Data10: "I believe thibault is more talking about stats that are highly likely to result in rejection, rather than automatically being admitted based on just stats. "

Correct. The key here is TRANSPARENCY. If the de facto threshold is actually a 1550 SAT score for unhooked middle- and upper-middle class applicants, then be honest about it and just say so. And if the AI for football players is 180 or 190, then say so. If it’s 220 for fencers or squash players, then say so. And so on, for each of the other cohorts.

An excellent example of how this ought to be done comes from our military, which publishes, and strictly adheres to, minimum-SAT thresholds when it comes to awarding ROTC scholarships to high school seniors.

Beyond that initial SAT screen (plus the results of a physical aptitude test scored using very standardized criteria), the ROTC high school scholarship awards process becomes subjective. It’s heavily dependent on the results of an exhaustive, formal interview that assesses leadership potential, motivation to serve, management ability, bearing and poise, and other factors that the military considers directly relevant to one’s likelihood of finishing, and succeeding in, a demanding 4-year pre-officer training program.

But even that second stage of the military’s scholarship decision process is obligated-- by law and by military policy-- to follow very strict guidelines and to use detailed scoring rubrics that, while not publicized actively by the military, are nonetheless available in the public domain, hence are TRANSPARENT.

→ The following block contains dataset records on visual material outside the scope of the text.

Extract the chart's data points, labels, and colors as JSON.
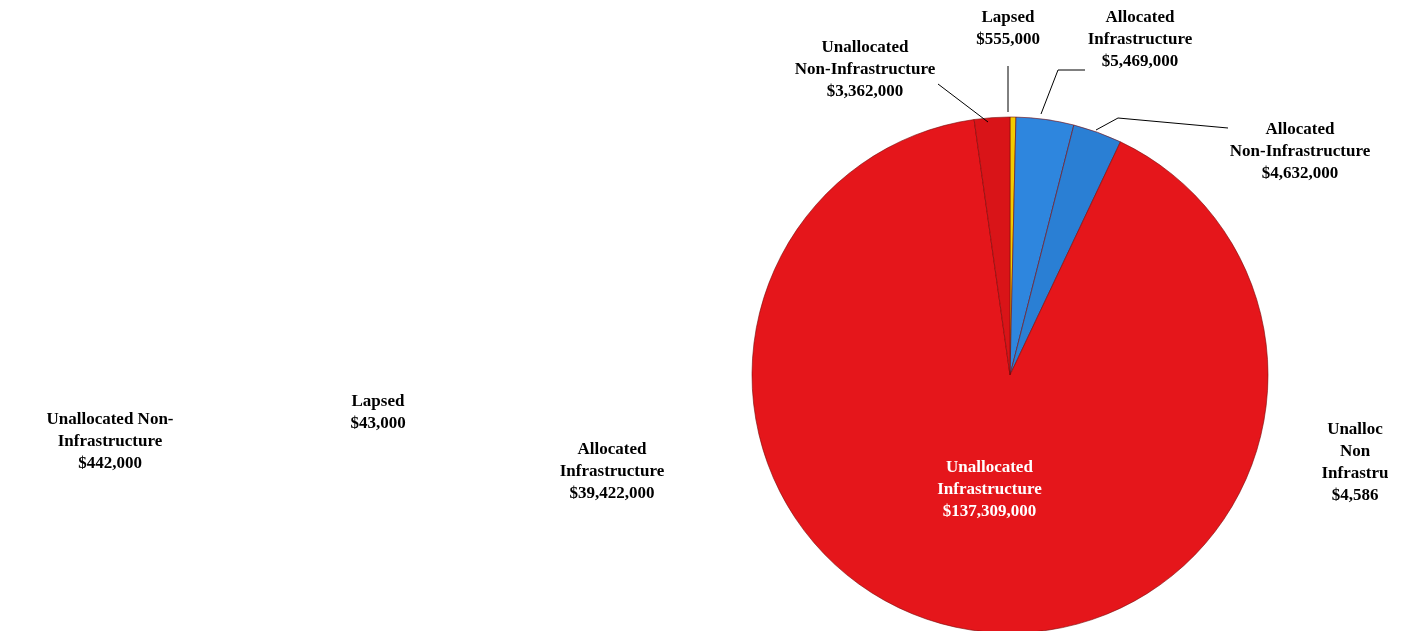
{
  "chart_data": [
    {
      "type": "pie",
      "categories": [
        "Lapsed",
        "Allocated Infrastructure",
        "Allocated Non-Infrastructure",
        "Unallocated Infrastructure",
        "Unallocated Non-Infrastructure"
      ],
      "values": [
        555000,
        5469000,
        4632000,
        137309000,
        3362000
      ],
      "colors": [
        "#f2cc00",
        "#2e86de",
        "#2a7fd4",
        "#e5161b",
        "#d91418"
      ],
      "value_labels": [
        "$555,000",
        "$5,469,000",
        "$4,632,000",
        "$137,309,000",
        "$3,362,000"
      ]
    },
    {
      "type": "other",
      "annotations": [
        "Unallocated Non-\nInfrastructure\n$442,000",
        "Lapsed\n$43,000",
        "Allocated\nInfrastructure\n$39,422,000"
      ]
    },
    {
      "type": "other",
      "annotations": [
        "Unalloc\nNon\nInfrastru\n$4,586"
      ]
    }
  ]
}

In other words, the military’s scholarship award process is “holistic,” just like the elite college admission process. Unlike the elite colleges, the military’s scholarship-officer candidate selection process is extremely transparent. If you fail to win a ROTC scholarship, you know why, and if you want to win one, you know exactly what is required by way of preparation.

The result is much greater trust and confidence in the process and in the military generally. For the elite colleges, we’re heading in the opposite direction. Graduates of those institutions will likely find their achievements and talent called into question, as in the common snarky online response by Ivy leaguers when they wish to insult a fellow student on a discussion thread: “Legacy, athlete, or URM?”

If the elite colleges would just follow our own military’s example and make their admissions criteria & admissions decision process transparent to the applicants, a host of evils would be extinguished.